By Stof in Machine Learning — Jun 28, 2017

Precise vs Accurate on Arbitrary-precision Arithmetic

When Math isn't accurate in code

Precise vs Accurate

So here's a simple example to get you started, punch a simple calculation 0.1 + 0.2 into any calculator, scientific, google, whatever.
What result do you get?

You should see 0.3 right?

The code issues with arithmetic

Now go into your favourite programming language and do the same thing, what do you get?

You'll be pretty pleased if you're using Go, Haskell, Groovy, Lua, Swift, or even PHP and MySQL!

Surprising to me, at first, I assumed R was accurate until I double checked;

print(.1+.2, digits=18)
// 0.30000000000000004

Even R gets numbers wrong, and it's used heavily by data scientists

A contract I am working on currently is doing some big data analytics using Python 3 and R, so lets look at some python 3;

print(.1 + .2)
// 0.30000000000000004

Not cool snakey...

So this is a pretty common issue right? no. Common assumes it's commonly identified. It is almost never known but it is most definitely a wide spread practice.

The business (i.e. a Ph.D scientist) was completely unaware that their developers are using programming languages that will not produce the same results that their calculators produce when they proof the result the software produces...

So several years back I recall a conversation i had with a tech lead, the below is a very basic version of a Node.js solution I saw in a B2B financial transaction software;

Number.prototype.addTo = function(n) {
  return this + n
}
var number = 0.1
number.addTo(0.2)
// 0.30000000000000004

So what's a few cents you say?
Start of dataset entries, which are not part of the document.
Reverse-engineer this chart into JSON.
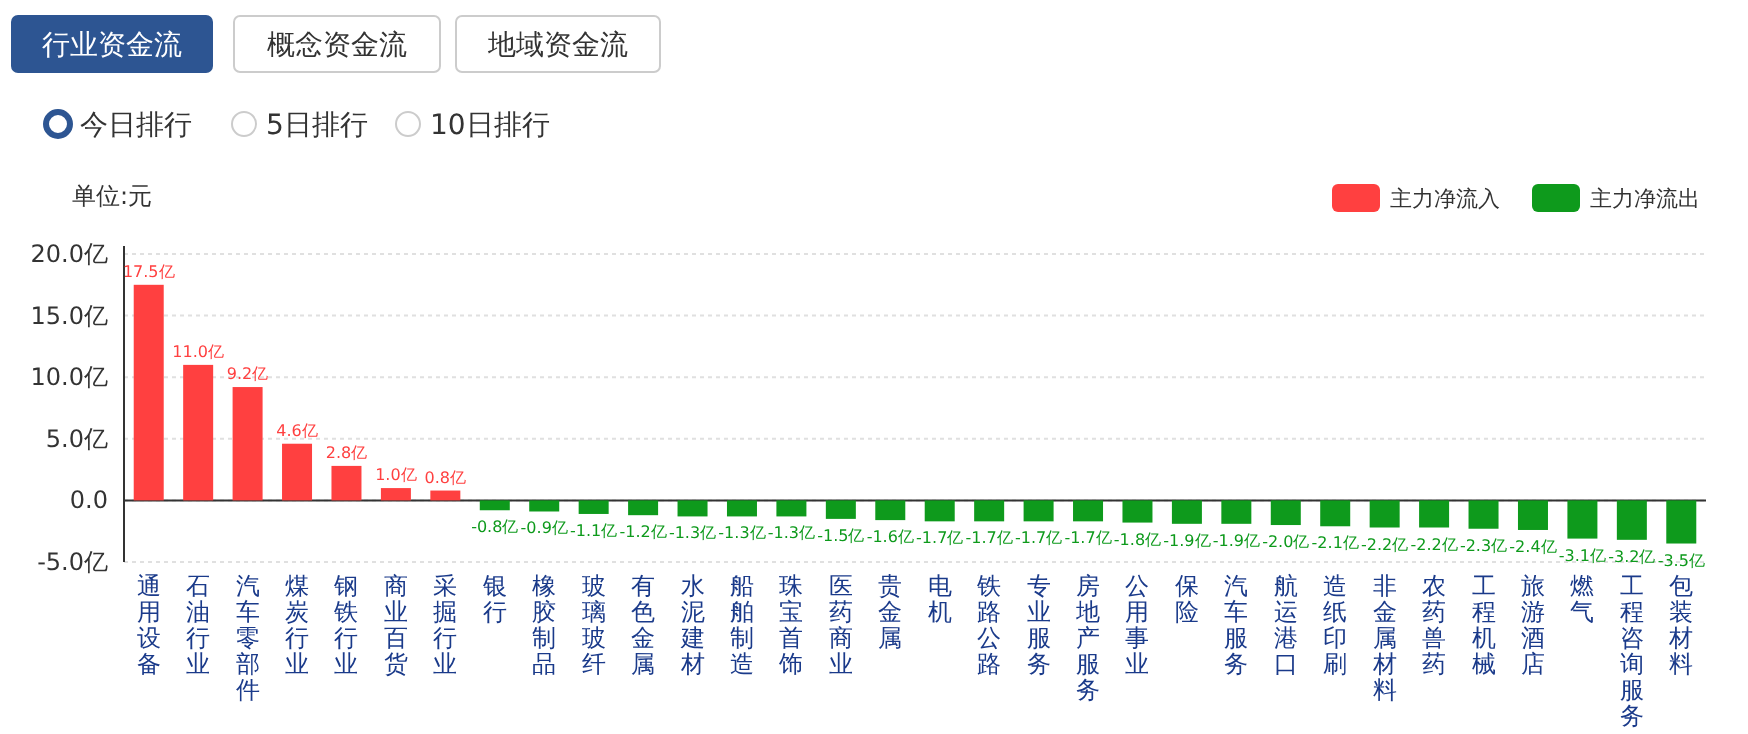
{
  "chart_data": {
    "type": "bar",
    "stacked": true,
    "ylabel": "单位:元",
    "annotations": [
      "行业资金流",
      "概念资金流",
      "地域资金流",
      "今日排行",
      "5日排行",
      "10日排行"
    ],
    "categories": [
      "通用设备",
      "石油行业",
      "汽车零部件",
      "煤炭行业",
      "钢铁行业",
      "商业百货",
      "采掘行业",
      "银行",
      "橡胶制品",
      "玻璃玻纤",
      "有色金属",
      "水泥建材",
      "船舶制造",
      "珠宝首饰",
      "医药商业",
      "贵金属",
      "电机",
      "铁路公路",
      "专业服务",
      "房地产服务",
      "公用事业",
      "保险",
      "汽车服务",
      "航运港口",
      "造纸印刷",
      "非金属材料",
      "农药兽药",
      "工程机械",
      "旅游酒店",
      "燃气",
      "工程咨询服务",
      "包装材料"
    ],
    "series": [
      {
        "name": "主力净流入",
        "color": "#ff4040",
        "values": [
          17.5,
          11.0,
          9.2,
          4.6,
          2.8,
          1.0,
          0.8,
          null,
          null,
          null,
          null,
          null,
          null,
          null,
          null,
          null,
          null,
          null,
          null,
          null,
          null,
          null,
          null,
          null,
          null,
          null,
          null,
          null,
          null,
          null,
          null,
          null
        ],
        "value_labels": [
          "17.5亿",
          "11.0亿",
          "9.2亿",
          "4.6亿",
          "2.8亿",
          "1.0亿",
          "0.8亿",
          null,
          null,
          null,
          null,
          null,
          null,
          null,
          null,
          null,
          null,
          null,
          null,
          null,
          null,
          null,
          null,
          null,
          null,
          null,
          null,
          null,
          null,
          null,
          null,
          null
        ]
      },
      {
        "name": "主力净流出",
        "color": "#0e9a1c",
        "values": [
          null,
          null,
          null,
          null,
          null,
          null,
          null,
          -0.8,
          -0.9,
          -1.1,
          -1.2,
          -1.3,
          -1.3,
          -1.3,
          -1.5,
          -1.6,
          -1.7,
          -1.7,
          -1.7,
          -1.7,
          -1.8,
          -1.9,
          -1.9,
          -2.0,
          -2.1,
          -2.2,
          -2.2,
          -2.3,
          -2.4,
          -3.1,
          -3.2,
          -3.5
        ],
        "value_labels": [
          null,
          null,
          null,
          null,
          null,
          null,
          null,
          "-0.8亿",
          "-0.9亿",
          "-1.1亿",
          "-1.2亿",
          "-1.3亿",
          "-1.3亿",
          "-1.3亿",
          "-1.5亿",
          "-1.6亿",
          "-1.7亿",
          "-1.7亿",
          "-1.7亿",
          "-1.7亿",
          "-1.8亿",
          "-1.9亿",
          "-1.9亿",
          "-2.0亿",
          "-2.1亿",
          "-2.2亿",
          "-2.2亿",
          "-2.3亿",
          "-2.4亿",
          "-3.1亿",
          "-3.2亿",
          "-3.5亿"
        ]
      }
    ],
    "ylim": [
      -5,
      20
    ],
    "yticks": [
      {
        "value": 20,
        "label": "20.0亿"
      },
      {
        "value": 15,
        "label": "15.0亿"
      },
      {
        "value": 10,
        "label": "10.0亿"
      },
      {
        "value": 5,
        "label": "5.0亿"
      },
      {
        "value": 0,
        "label": "0.0"
      },
      {
        "value": -5,
        "label": "-5.0亿"
      }
    ],
    "grid": "y",
    "legend": "top right"
  }
}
Consider we are running millions of calculations over millions of dollar transactions and then consider using multiplication instead of addition, yeah

Scary.

What is this problem called?

Caused when using any floating points in any calculation, this isn't a "bug" but rather an example of Arbitrary-precision arithmetic.
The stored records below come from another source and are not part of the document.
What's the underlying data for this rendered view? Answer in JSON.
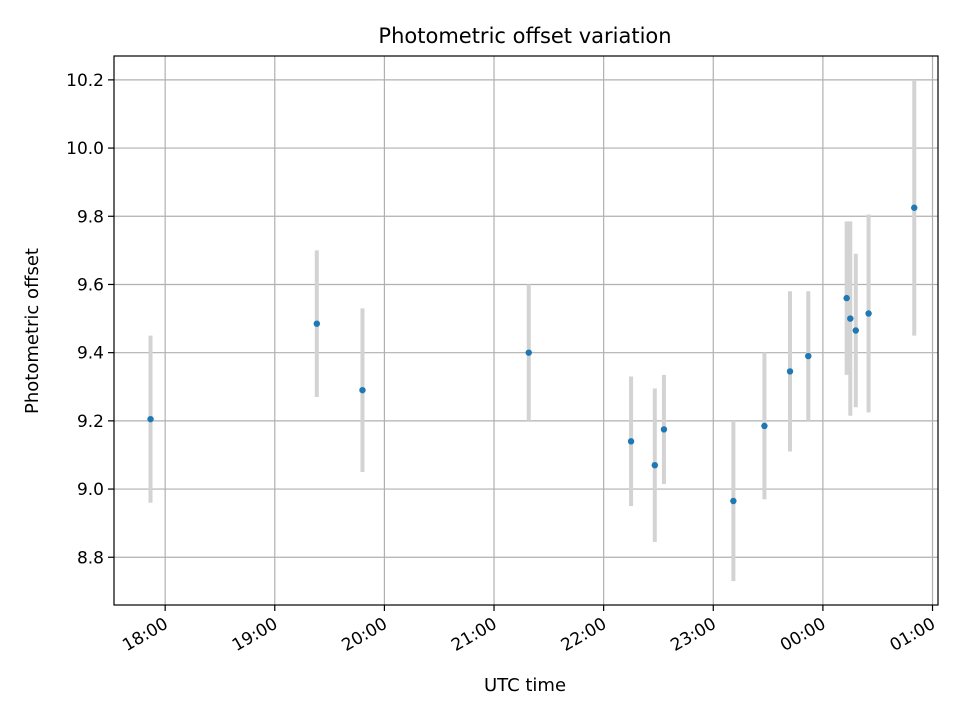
{
  "chart_data": {
    "type": "scatter",
    "title": "Photometric offset variation",
    "xlabel": "UTC time",
    "ylabel": "Photometric offset",
    "grid": true,
    "xlim": [
      "17:32",
      "01:03"
    ],
    "ylim": [
      8.66,
      10.27
    ],
    "x_ticks": [
      "18:00",
      "19:00",
      "20:00",
      "21:00",
      "22:00",
      "23:00",
      "00:00",
      "01:00"
    ],
    "y_ticks": [
      8.8,
      9.0,
      9.2,
      9.4,
      9.6,
      9.8,
      10.0,
      10.2
    ],
    "colors": {
      "point": "#1f77b4",
      "errorbar": "#d3d3d3",
      "grid": "#b0b0b0"
    },
    "points": [
      {
        "time": "17:52",
        "y": 9.205,
        "err": 0.245
      },
      {
        "time": "19:23",
        "y": 9.485,
        "err": 0.215
      },
      {
        "time": "19:48",
        "y": 9.29,
        "err": 0.24
      },
      {
        "time": "21:19",
        "y": 9.4,
        "err": 0.2
      },
      {
        "time": "22:15",
        "y": 9.14,
        "err": 0.19
      },
      {
        "time": "22:28",
        "y": 9.07,
        "err": 0.225
      },
      {
        "time": "22:33",
        "y": 9.175,
        "err": 0.16
      },
      {
        "time": "23:11",
        "y": 8.965,
        "err": 0.235
      },
      {
        "time": "23:28",
        "y": 9.185,
        "err": 0.215
      },
      {
        "time": "23:42",
        "y": 9.345,
        "err": 0.235
      },
      {
        "time": "23:52",
        "y": 9.39,
        "err": 0.19
      },
      {
        "time": "00:13",
        "y": 9.56,
        "err": 0.225
      },
      {
        "time": "00:15",
        "y": 9.5,
        "err": 0.285
      },
      {
        "time": "00:18",
        "y": 9.465,
        "err": 0.225
      },
      {
        "time": "00:25",
        "y": 9.515,
        "err": 0.29
      },
      {
        "time": "00:50",
        "y": 9.825,
        "err": 0.375
      }
    ]
  }
}
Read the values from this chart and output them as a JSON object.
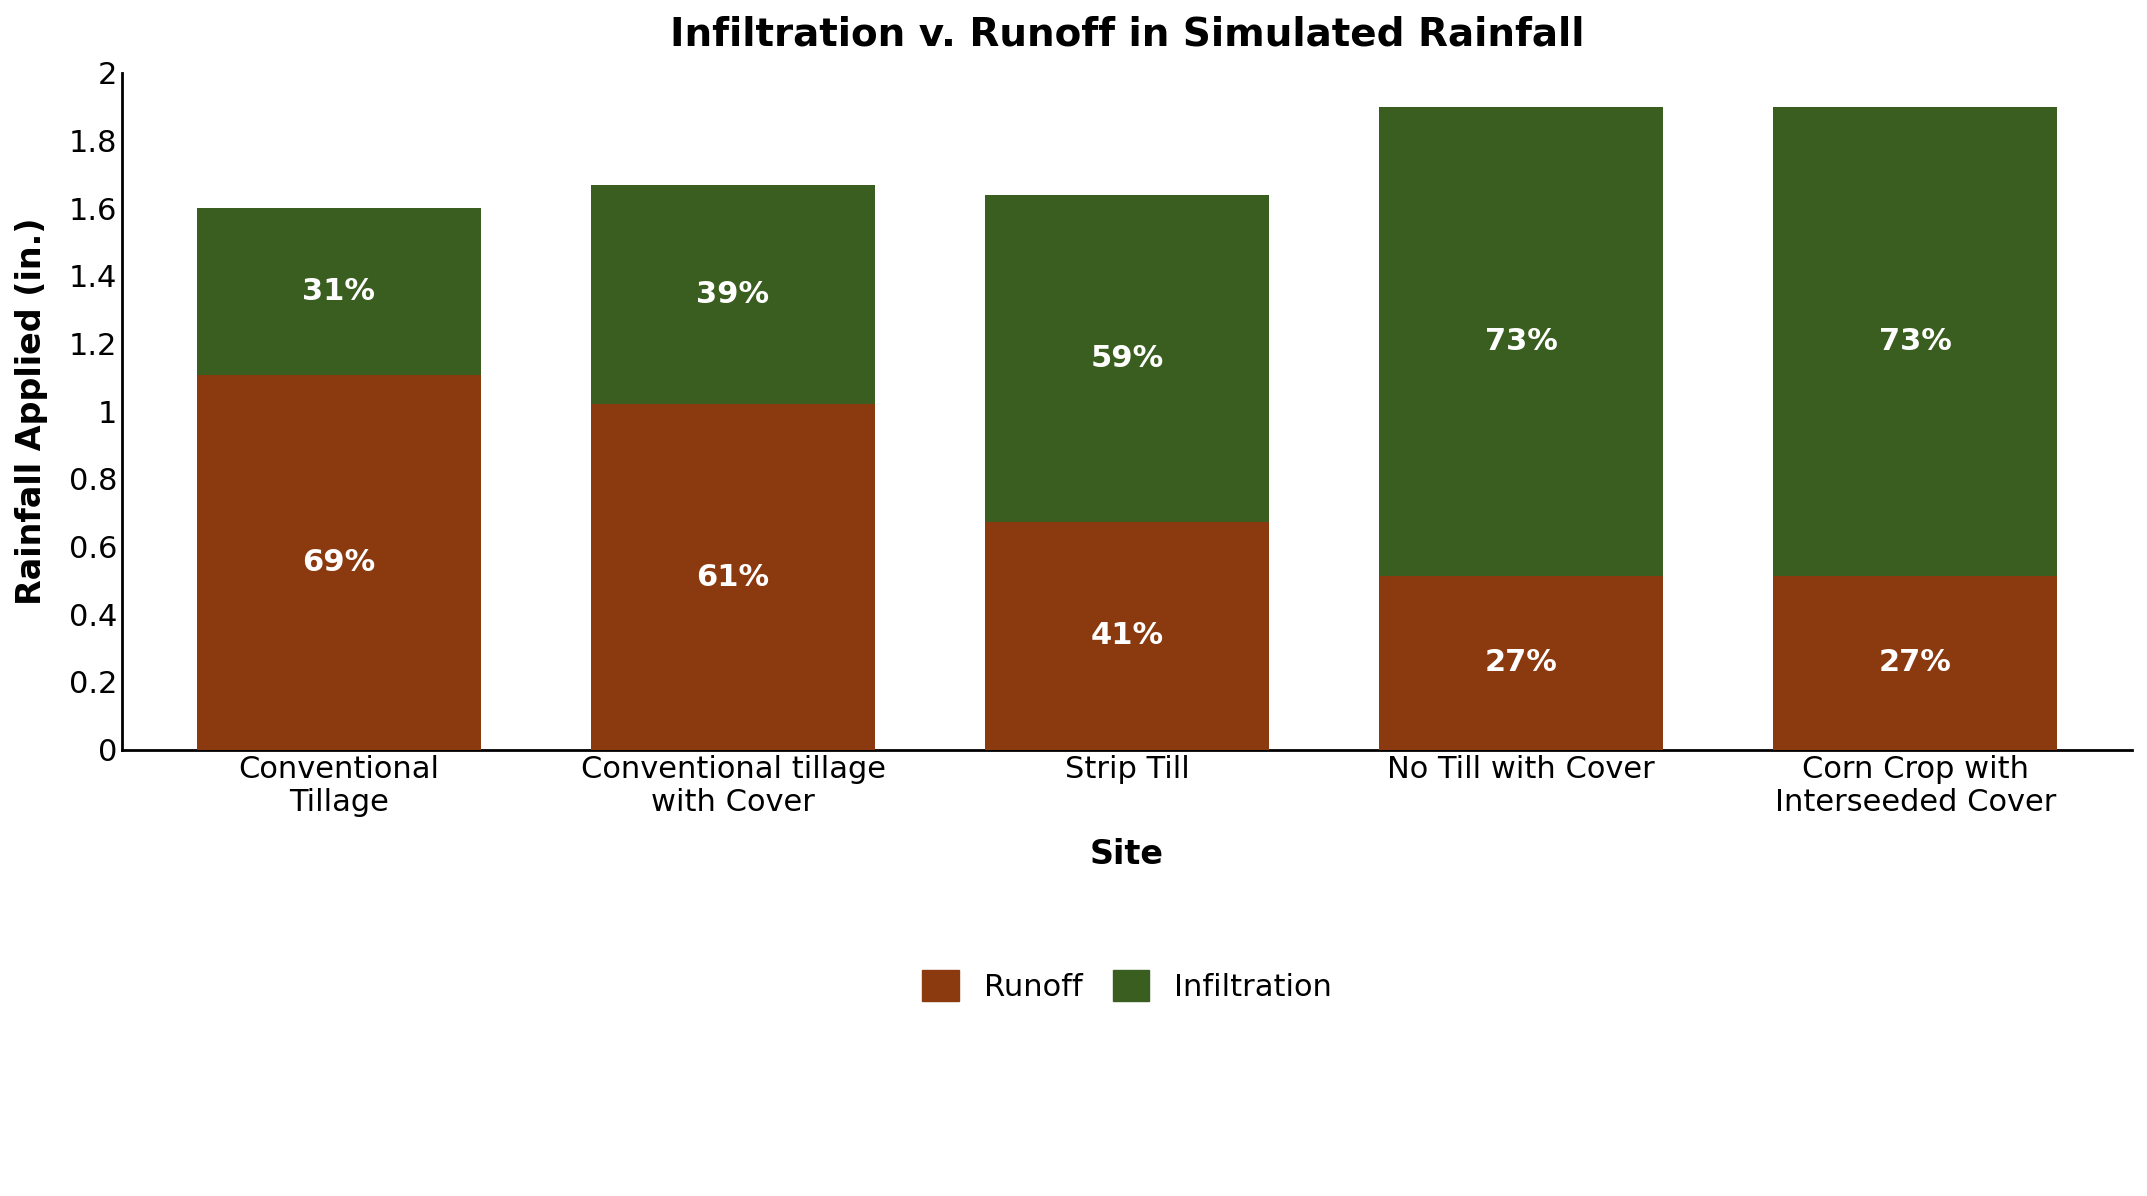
{
  "title": "Infiltration v. Runoff in Simulated Rainfall",
  "xlabel": "Site",
  "ylabel": "Rainfall Applied (in.)",
  "categories": [
    "Conventional\nTillage",
    "Conventional tillage\nwith Cover",
    "Strip Till",
    "No Till with Cover",
    "Corn Crop with\nInterseeded Cover"
  ],
  "runoff_values": [
    1.108,
    1.02,
    0.672,
    0.513,
    0.513
  ],
  "infiltration_values": [
    0.492,
    0.648,
    0.968,
    1.387,
    1.387
  ],
  "runoff_pct": [
    "69%",
    "61%",
    "41%",
    "27%",
    "27%"
  ],
  "infiltration_pct": [
    "31%",
    "39%",
    "59%",
    "73%",
    "73%"
  ],
  "runoff_color": "#8B3A0F",
  "infiltration_color": "#3A5E1F",
  "bar_width": 0.72,
  "ylim": [
    0,
    2.0
  ],
  "ytick_values": [
    0,
    0.2,
    0.4,
    0.6,
    0.8,
    1.0,
    1.2,
    1.4,
    1.6,
    1.8,
    2.0
  ],
  "ytick_labels": [
    "0",
    "0.2",
    "0.4",
    "0.6",
    "0.8",
    "1",
    "1.2",
    "1.4",
    "1.6",
    "1.8",
    "2"
  ],
  "legend_labels": [
    "Runoff",
    "Infiltration"
  ],
  "title_fontsize": 28,
  "axis_label_fontsize": 24,
  "tick_fontsize": 22,
  "pct_fontsize": 22,
  "legend_fontsize": 22,
  "background_color": "#ffffff"
}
There is one very hard way to teach yourself, read What Every Computer Scientist Should Know About Floating-Point Arithmetic but a much better way is to take one step back and become familiar with all of the relevant material from IEEE 754: Standard for Binary Floating-Point Arithmetic so you've first found a baseline of what should be expected in your programming of Arithmetic.

Solutions?

For the python code you can try just using Python 2 and keep values as decimals and not floats

For JavaScript there are libraries such as BigDecimal to help fix the issues, Ruby also has a library option called BigDecimal but of course developers still use language native operators and cannot be forced to use a math library..

Some languages like Java are much easier, just ensure you're being explicit (should be disciplined enough by now)

System.out.println(.1F + .2F);
// 0.3

But be careful because some languages like Go will go wrong when forcing the use of floats;

var a float64 = .1
var b float64 = .2
fmt.Println(a + b)
// 0.30000000000000004

The key is to understand your language of choice, and mentor team members that are not well informed.

Fixing defects in existing software

Don't fix the bugs!

Really, I'm not kidding. Don't go refactor your entire code base dot fix bugs. The software has a particular reliance on the faulty functionality and therefore it's likely the faultiness has forced the end-users or integrated systems to work around the defect (usually by treating values as strings or truncating values).

If you change the source of the defect now and the dependants work-arounds downstream are not removed you will just be facing a wider range of defects later.

Amazingly you don't need to take my word for it, According to Edaena Salinas on SE-Radio #295, Microsoft Excel rounding issues in Excel that will never be fixed and they even went so far as to give the defects a name so as to legitimise them, they call the Mathematical precision defects of excel a "domain expectation" now.

The take away

If you've been reading my dribble you might be expecting an opinion around this point, sorry to disappoint, this is an education issue now. If even the language developers, well most of them, weren't aware of the IEEE standards or willing to be thorough enough to educate themselves and be good developers, what hope do companies even as large as Microsoft have to be precise?

We as individuals can only try our best.